How petitions go viral
The online petition is having a moment.
Two weeks ago, a petition to stop the UK from leaving the EU ahead of Brexit went viral, picking up over a million signatures in a day, and is still going: we are now at just over 6 million.
Here’s how it spread.
Between 8am and 9am on the 21st of March the Revoke Article 50 petition was being shared on Twitter at a rate of 567 tweets and retweets a minute. It reached 1m signatures by just before 3pm that day, crashing the parliamentary petition website.
Since then, the petition has continued to be signed, but the rate of shares has decreased on Twitter, forums, blogs, news and review sites.
This is because on Twitter, where a cohesive network of anti-Brexit citizens was sharing the link: once it had passed through them, fewer people were likely to share on that network:
What helped increase the level of signatures on the 21st and beyond was that it reached Facebook.
“Content typically starts to go viral on Twitter, where the retweet button facilitates super-easy sharing,” our Research Director Jay Owens explained to Wired.
“Facebook virality is a slower beast, as the feed is algorithmic and people usually won’t see a friend’s post for hours-to-a-day after it’s been posted. However, as many more people use Facebook than Twitter, it ultimately takes the lead and drives the vast majority of signups.”
But on the 21st, more people had shared the Brexit petition than signed it, in part due to the friction required to complete it.
The petition had a relatively slow burn, but was bolstered by social media, says Owens. Our data shows that the petition has been shared 212,000 times on Twitter, and 603,000 times on Facebook, from its launch through until 12:00 on the 21st.
A strange kind of online content
“It’s quicker to share the petition than to actually sign it,” Owens says.
That’s because in UX terms, online petitions are a nightmare: they don’t live natively in networks –although Facebook is supposedly building a petitions feature– and their “call to action” is remarkably complex to carry out online.
But in these strange, turbulent, polarized times, people still care about politics. And the petition is the only online vehicle that seems to lead to some sort of politically significant action besides mere awareness. People share with earnest, often personal captions:
Enough is enough. I voted Leave, but the Government have failed. We were lied to on both sides by special interest groups in 2016. Politics in Britain is broken & this needs to stop. Now. Petition: Revoke Article 50 and remain in the EU. https://t.co/H8PupWKzfu
— Terry Overall (@terryoverall) March 25, 2019
When there is a constituency behind the action the petition is meant to encourage, petitions can spread very easily.
Other similarly viral petition have been part of this ‘second wave’ of online petitions: an attempt to get Donald Trump to release his tax returns at 1.1m signatures, and an appeal against the EU digital copyright laws (including the infamous ‘link tax’) on Change.org that got over 5.1m signatures.
Online petitions originally became quite popular in the 2000s, when sites like change.org, avaaz and care2 allowed anyone to easily start and share.
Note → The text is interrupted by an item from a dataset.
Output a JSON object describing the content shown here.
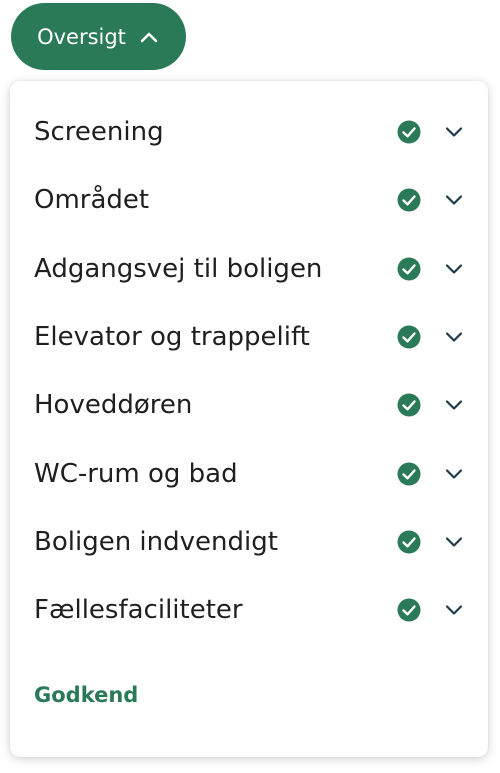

Change.org says it has had 33,920 petitions achieve their goals in 196 countries since it launched in 2007. The US government even launched a petition site We The People in 2011. Originally the number of signatures necessary to get policy officials to discuss and issue a response through the site was 5,000 but this quickly rose to 25,000 because of an underestimation of how popular it would be.
But they quickly gained a reputation of ineffectiveness, precisely because they often amount to nothing – although governments in some countries are mandated to debate petitions with a certain threshold of signatures, these debates do not always result in change.
For instance, the UK. On April 1st, the Revoke Article 50 petition was debated in Parliament – as any petition with over 100,000 signatures are legally required to be – but because the government had already reached a verdict on the subject matter of the petition, the debate did not set the roof on fire:
This was not a surprise. Many people – including some of the most engaged-with shares of the petition – had expressed skepticism about how effective it might be:
I’ve signed this petition to revoke A50 and deal with the consequences afterwards – referendum, election, whatever. I have no idea whether these things do any good but after May’s astonishingly irresponsible speech this evening I’ll give anything a go. https://t.co/1XuQW3vuve
— Brian Cox (@ProfBrianCox) March 20, 2019
“Signing an online petition can be argued to be ‘clicktivism’ and largely symbolic,” Owens says. “The parliamentary debate it generated was unlikely to be the deciding vote, let’s be honest. However, there could be some interesting consequences nonetheless.”
But this is a key part of why petitions go viral: people may be cynical about petitions, but they really want to preserve that sense of agency, and signing is a way of expressing hope. And they provide great viral value if nothing else.